A customer sends you a warm, specific testimonial — exactly the kind you want to feature. There is just one snag: it has a typo, a missing comma, or a sentence that reads a little awkwardly. Now you are caught between two instincts. Polish it and it might no longer be "their words." Leave it and a sloppy error undercuts the very credibility the quote is supposed to build. The good news is there is a clear line between editing that is fine and editing that is not, and once you know where it sits, these decisions take seconds.
The principle: fix the form, never the substance
The test is simple. You may correct things that affect how the words look, but not things that change what the customer said or meant. A testimonial is a representation that a real person said something specific. Cleaning up a typo does not break that representation; rewriting their opinion does.
- Form — spelling, obvious typos, missing or stray punctuation, capitalization, a doubled word. Fixing these is expected and uncontroversial; the customer would almost certainly thank you.
- Substance — the claims made, the level of enthusiasm, the specific details, the meaning of a sentence. Changing these turns their testimonial into your copywriting, and that is not honest.
When you are unsure which side a given edit falls on, ask whether the customer reading the published version would recognize it as the thing they wrote. If yes, you are on the safe side.
What you may fix without asking
These are housekeeping corrections. Make them and move on:
- Clear typos: "teh" → "the," "recieve" → "receive."
- Missing punctuation that makes a sentence hard to read.
- Capitalization at the start of sentences or for proper nouns.

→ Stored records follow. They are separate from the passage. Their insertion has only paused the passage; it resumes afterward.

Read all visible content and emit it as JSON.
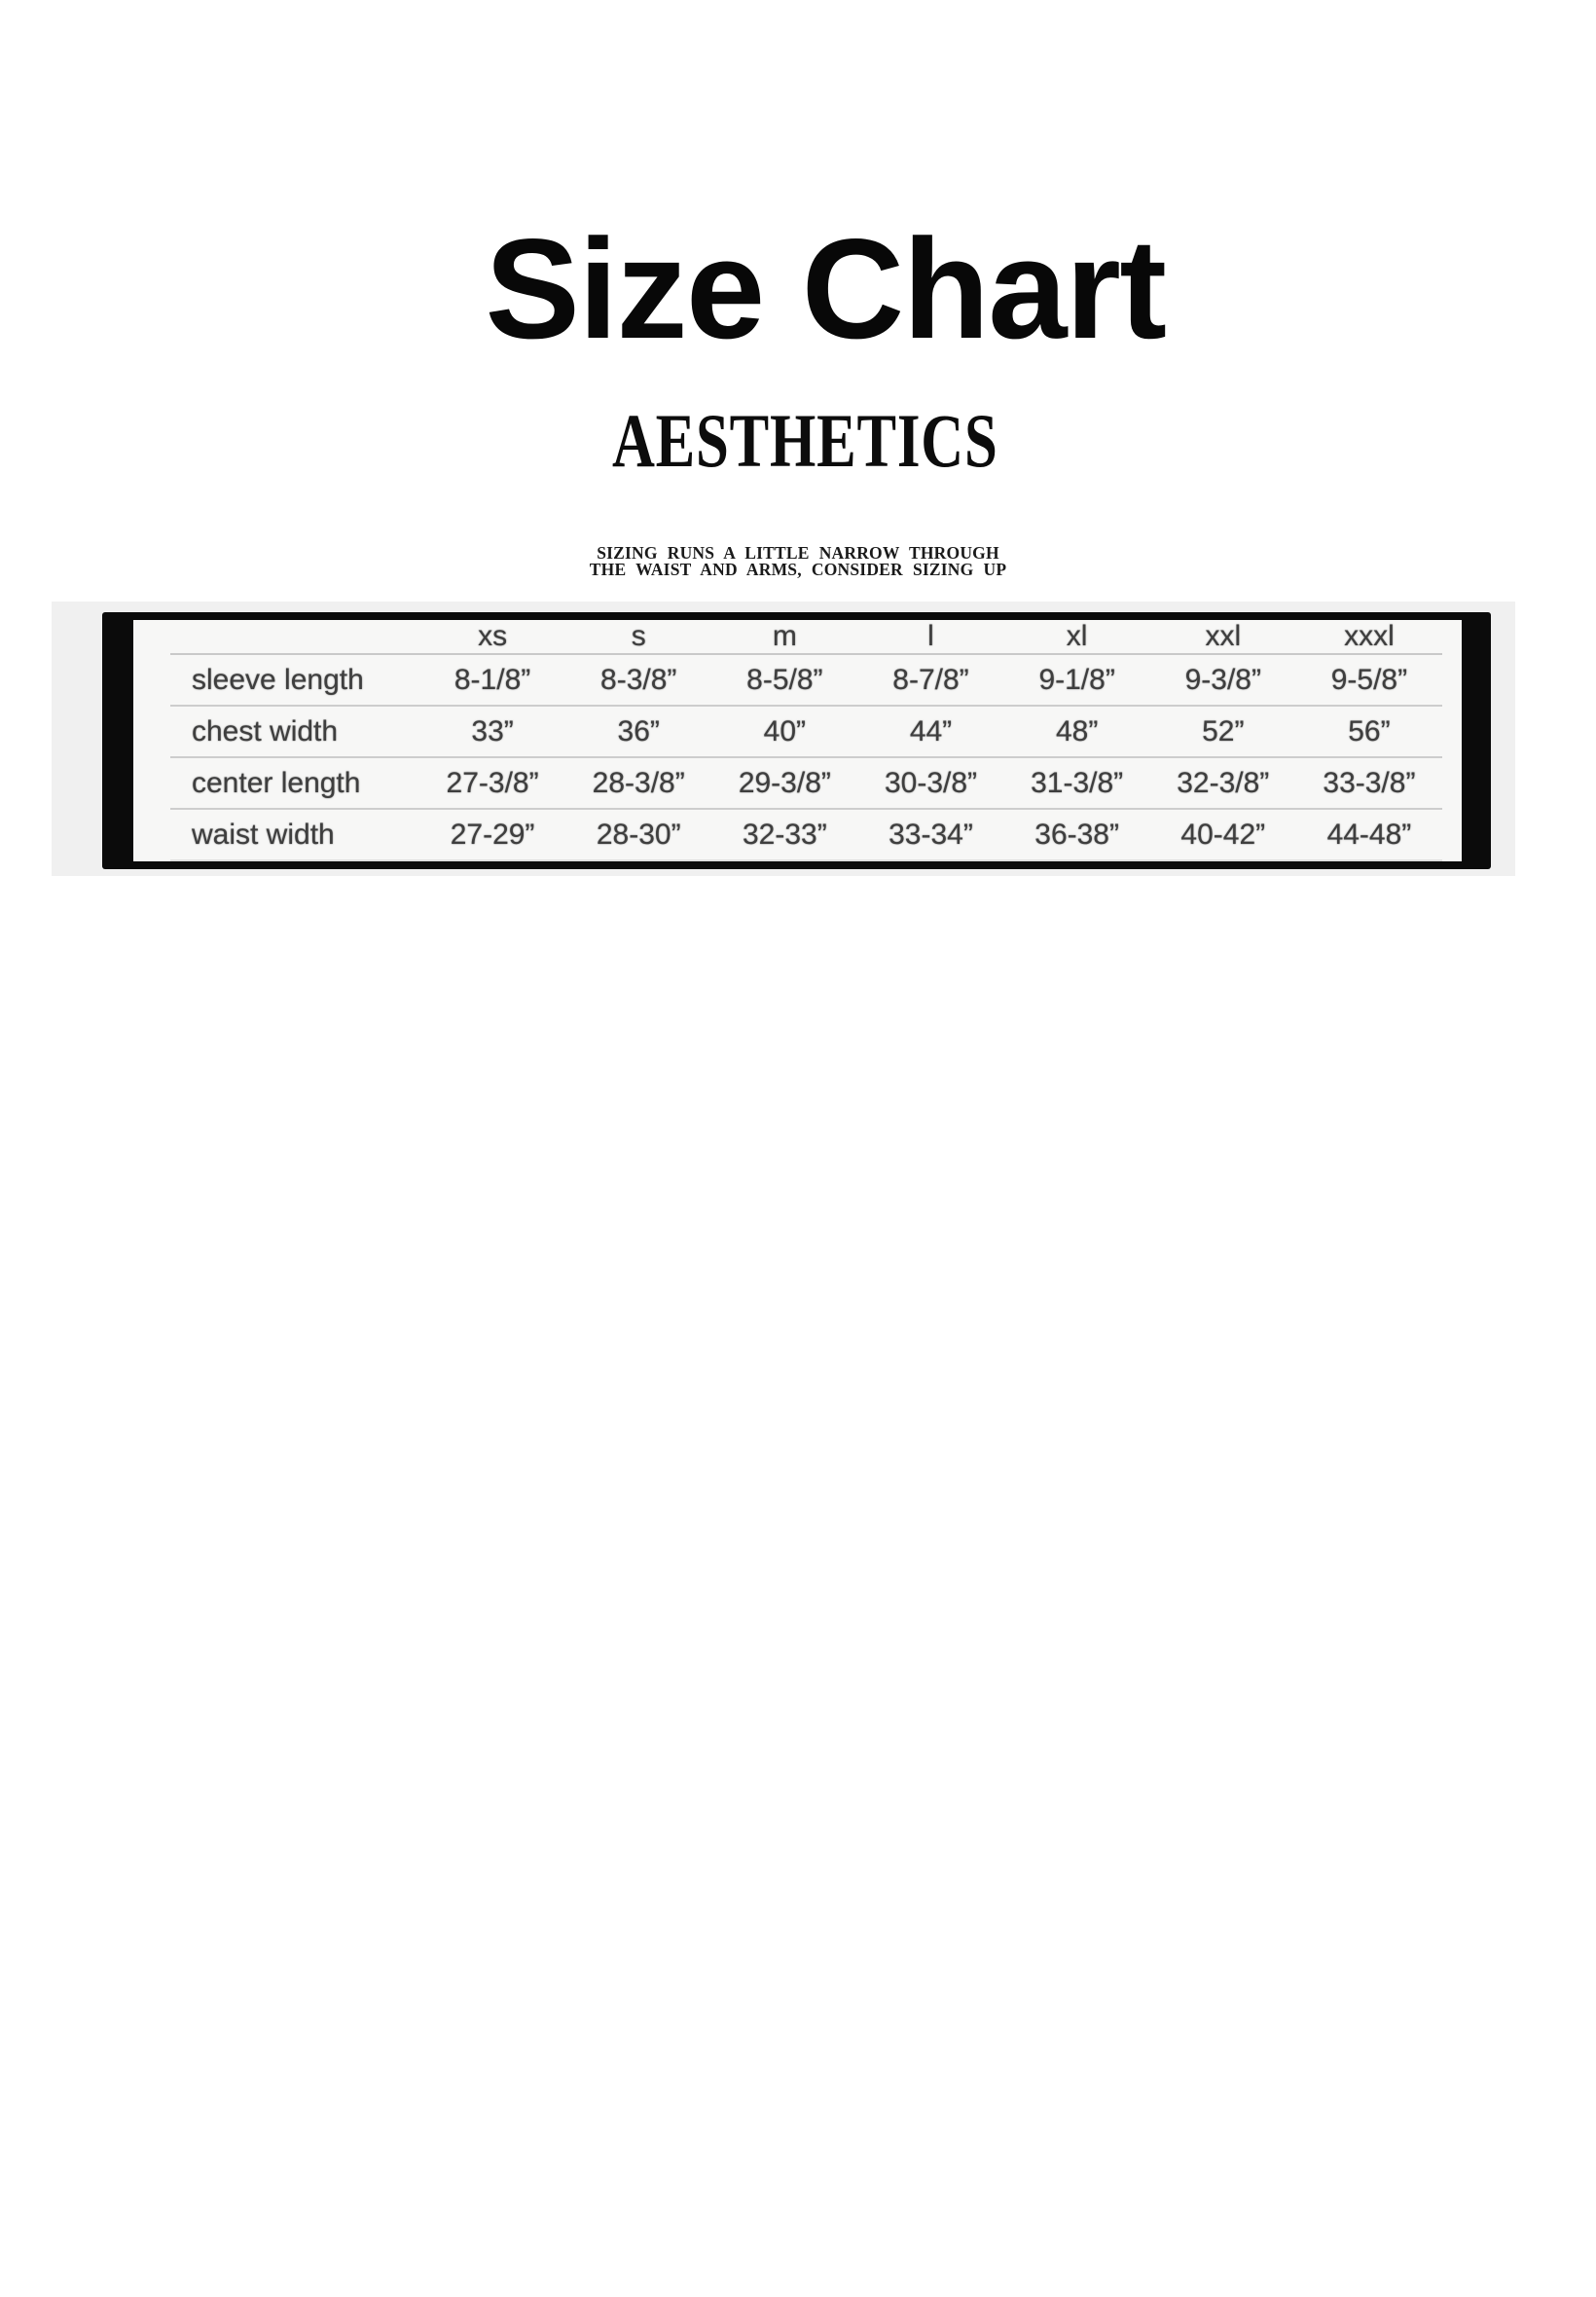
{
  "header": {
    "title": "Size Chart",
    "subtitle": "AESTHETICS",
    "note_line1": "SIZING RUNS A LITTLE NARROW THROUGH",
    "note_line2": "THE WAIST AND ARMS, CONSIDER SIZING UP"
  },
  "size_table": {
    "columns": [
      "",
      "xs",
      "s",
      "m",
      "l",
      "xl",
      "xxl",
      "xxxl"
    ],
    "rows": [
      {
        "label": "sleeve length",
        "values": [
          "8-1/8”",
          "8-3/8”",
          "8-5/8”",
          "8-7/8”",
          "9-1/8”",
          "9-3/8”",
          "9-5/8”"
        ]
      },
      {
        "label": "chest width",
        "values": [
          "33”",
          "36”",
          "40”",
          "44”",
          "48”",
          "52”",
          "56”"
        ]
      },
      {
        "label": "center length",
        "values": [
          "27-3/8”",
          "28-3/8”",
          "29-3/8”",
          "30-3/8”",
          "31-3/8”",
          "32-3/8”",
          "33-3/8”"
        ]
      },
      {
        "label": "waist width",
        "values": [
          "27-29”",
          "28-30”",
          "32-33”",
          "33-34”",
          "36-38”",
          "40-42”",
          "44-48”"
        ]
      }
    ]
  },
  "colors": {
    "page_bg": "#ffffff",
    "title_text": "#080808",
    "subtitle_text": "#0c0c0c",
    "note_text": "#1a1a1a",
    "band_bg": "#f0f0f0",
    "frame": "#0b0b0b",
    "table_bg": "#f7f7f6",
    "table_text": "#3e3e3e",
    "rule": "#c9c9c9"
  }
}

- A duplicated word ("the the") or an obviously dropped small word.
- Trimming with an ellipsis, as long as the trim does not change the meaning of what remains.
None of these alters the customer's message. They make the quote read as if the customer had a moment with a copyeditor — which is a favor, not a distortion.
What you must never change without permission
Stop and get the customer's sign-off before touching any of these:
- The claim itself — do not upgrade "it helped" to "it transformed our business."
- Specific facts or numbers — do not round "about 20%" up to "30%," and do not invent a figure that was not there.
- The tone or strength — do not add superlatives the customer did not use.
- Anything that changes meaning, even if it reads better your way.
If you find yourself improving the argument rather than the spelling, you have crossed the line. At that point the honest move is not a silent edit but a question.
When a quick check-in is worth it
Some cases sit in the gray zone — an awkward sentence you could rephrase, a place where you suspect the customer meant something slightly different, or a quote so rough that light cleanup is not enough. Here, a short message protects you and usually delights the customer: "We'd love to feature this — mind if we tidy up a couple of small wording things? Here's the version we'd publish: [draft]. Happy to use your original if you prefer."
Showing the proposed version does two things. It gets you explicit consent for the wording you will actually publish, and it gives the customer a chance to correct anything you misread. Most reply within minutes with a "looks great." That tiny step converts a risky unilateral rewrite into an approved, on-the-record quote.
A practical default
For the vast majority of testimonials, follow this rule: silently fix anything that is purely spelling or punctuation, and check in for anything that touches meaning, strength, or facts. When in real doubt, send the draft. It costs you one short message and buys you a quote that is both clean and unmistakably the customer's own — which is the only kind worth publishing.